The first amendment to NYDFS Part 500, adopted in April 2020, was a narrow, administrative update that changed only one requirement: the deadline for filing the annual certification of compliance. It did not alter any substantive cybersecurity obligations.
What the first amendment changed
- Annual Certification Deadline Moved
NYDFS shifted the deadline for the annual Certification of Compliance from:
- February 15 → April 15 (each year)
This gave covered entities an additional two months to complete internal reviews, finalize documentation, and submit the required certification.
Why the amendment was made
NYDFS explained that the cybersecurity landscape had evolved significantly since Part 500 was first enacted in 2017, with:
- Increasingly sophisticated threat actors
- Greater prevalence of cyberattacks
- Lower barriers to launching attacks (e.g., ransomware-as-a-service)

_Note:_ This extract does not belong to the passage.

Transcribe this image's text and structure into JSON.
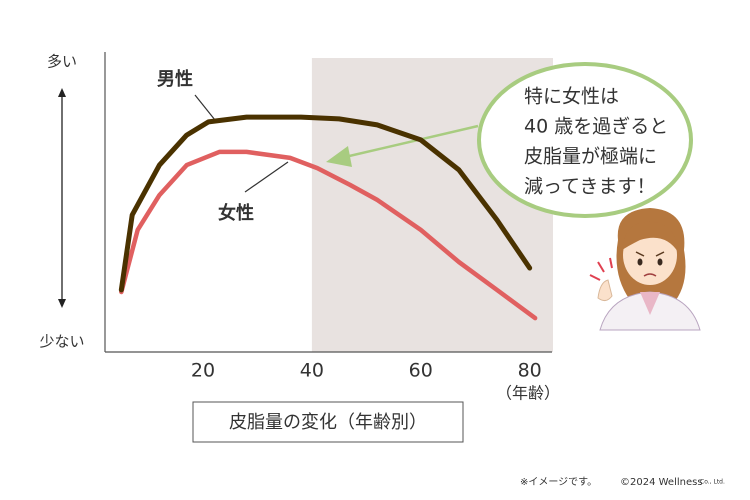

- More available cybersecurity controls at reasonable cost
While these broader trends motivated later, more substantive amendments (especially the 2023 “Second Amendment”), the 2020 amendment itself was limited to adjusting the filing date.
What the amendment did not change
The first amendment did not modify:
- Definitions
- Technical requirements (MFA, encryption, penetration testing, etc.)

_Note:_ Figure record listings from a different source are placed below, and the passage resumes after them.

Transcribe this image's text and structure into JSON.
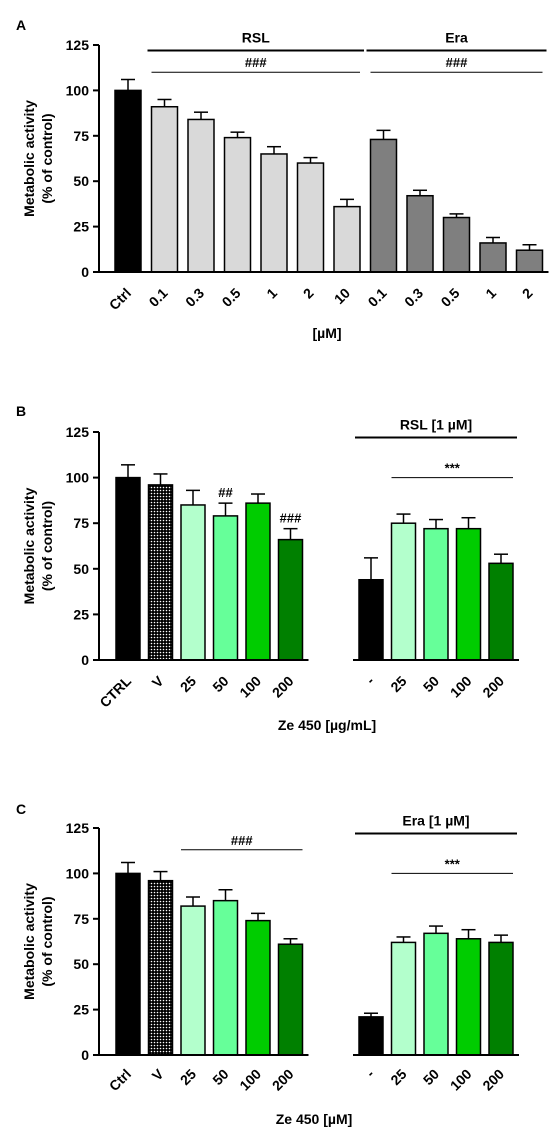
{
  "chart_data": [
    {
      "panel_label": "A",
      "type": "bar",
      "ylabel_line1": "Metabolic activity",
      "ylabel_line2": "(% of  control)",
      "xlabel": "[µM]",
      "ylim": [
        0,
        125
      ],
      "yticks": [
        0,
        25,
        50,
        75,
        100,
        125
      ],
      "categories": [
        "Ctrl",
        "0.1",
        "0.3",
        "0.5",
        "1",
        "2",
        "10",
        "0.1",
        "0.3",
        "0.5",
        "1",
        "2"
      ],
      "values": [
        100,
        91,
        84,
        74,
        65,
        60,
        36,
        73,
        42,
        30,
        16,
        12
      ],
      "errors": [
        6,
        4,
        4,
        3,
        4,
        3,
        4,
        5,
        3,
        2,
        3,
        3
      ],
      "colors": [
        "#000000",
        "#d9d9d9",
        "#d9d9d9",
        "#d9d9d9",
        "#d9d9d9",
        "#d9d9d9",
        "#d9d9d9",
        "#7f7f7f",
        "#7f7f7f",
        "#7f7f7f",
        "#7f7f7f",
        "#7f7f7f"
      ],
      "patterns": [
        "",
        "",
        "",
        "",
        "",
        "",
        "",
        "",
        "",
        "",
        "",
        ""
      ],
      "group_labels": [
        {
          "text": "RSL",
          "from": 1,
          "to": 6
        },
        {
          "text": "Era",
          "from": 7,
          "to": 11
        }
      ],
      "significance": [
        {
          "text": "###",
          "from": 1,
          "to": 6,
          "level": 110
        },
        {
          "text": "###",
          "from": 7,
          "to": 11,
          "level": 110
        }
      ]
    },
    {
      "panel_label": "B",
      "type": "bar",
      "ylabel_line1": "Metabolic activity",
      "ylabel_line2": "(% of  control)",
      "xlabel": "Ze 450 [µg/mL]",
      "ylim": [
        0,
        125
      ],
      "yticks": [
        0,
        25,
        50,
        75,
        100,
        125
      ],
      "categories": [
        "CTRL",
        "V",
        "25",
        "50",
        "100",
        "200",
        "-",
        "25",
        "50",
        "100",
        "200"
      ],
      "values": [
        100,
        96,
        85,
        79,
        86,
        66,
        44,
        75,
        72,
        72,
        53
      ],
      "errors": [
        7,
        6,
        8,
        7,
        5,
        6,
        12,
        5,
        5,
        6,
        5
      ],
      "colors": [
        "#000000",
        "#000000",
        "#b3ffcc",
        "#66ff99",
        "#00cc00",
        "#008000",
        "#000000",
        "#b3ffcc",
        "#66ff99",
        "#00cc00",
        "#008000"
      ],
      "patterns": [
        "",
        "dots",
        "",
        "",
        "",
        "",
        "",
        "",
        "",
        "",
        ""
      ],
      "gap_after": 5,
      "group_labels": [
        {
          "text": "RSL [1 µM]",
          "from": 6,
          "to": 10
        }
      ],
      "bar_marks": [
        {
          "text": "##",
          "index": 3
        },
        {
          "text": "###",
          "index": 5
        }
      ],
      "significance": [
        {
          "text": "***",
          "from": 7,
          "to": 10,
          "level": 100
        }
      ]
    },
    {
      "panel_label": "C",
      "type": "bar",
      "ylabel_line1": "Metabolic activity",
      "ylabel_line2": "(% of  control)",
      "xlabel": "Ze 450 [µM]",
      "ylim": [
        0,
        125
      ],
      "yticks": [
        0,
        25,
        50,
        75,
        100,
        125
      ],
      "categories": [
        "Ctrl",
        "V",
        "25",
        "50",
        "100",
        "200",
        "-",
        "25",
        "50",
        "100",
        "200"
      ],
      "values": [
        100,
        96,
        82,
        85,
        74,
        61,
        21,
        62,
        67,
        64,
        62
      ],
      "errors": [
        6,
        5,
        5,
        6,
        4,
        3,
        2,
        3,
        4,
        5,
        4
      ],
      "colors": [
        "#000000",
        "#000000",
        "#b3ffcc",
        "#66ff99",
        "#00cc00",
        "#008000",
        "#000000",
        "#b3ffcc",
        "#66ff99",
        "#00cc00",
        "#008000"
      ],
      "patterns": [
        "",
        "dots",
        "",
        "",
        "",
        "",
        "",
        "",
        "",
        "",
        ""
      ],
      "gap_after": 5,
      "group_labels": [
        {
          "text": "Era [1 µM]",
          "from": 6,
          "to": 10
        }
      ],
      "significance": [
        {
          "text": "###",
          "from": 2,
          "to": 5,
          "level": 113
        },
        {
          "text": "***",
          "from": 7,
          "to": 10,
          "level": 100
        }
      ]
    }
  ]
}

- Governance requirements (CISO, policies, board oversight)
- Exemptions
- Incident reporting obligations
All substantive cybersecurity requirements remained exactly as originally enacted in 2017.
Practical impact for covered entities
The amendment primarily affected compliance operations:
- More time to complete annual internal assessments
- Better alignment with fiscal-year audit cycles
- Reduced administrative pressure during early-year reporting periods
For most organizations, this was a procedural convenience rather than a shift in regulatory expectations.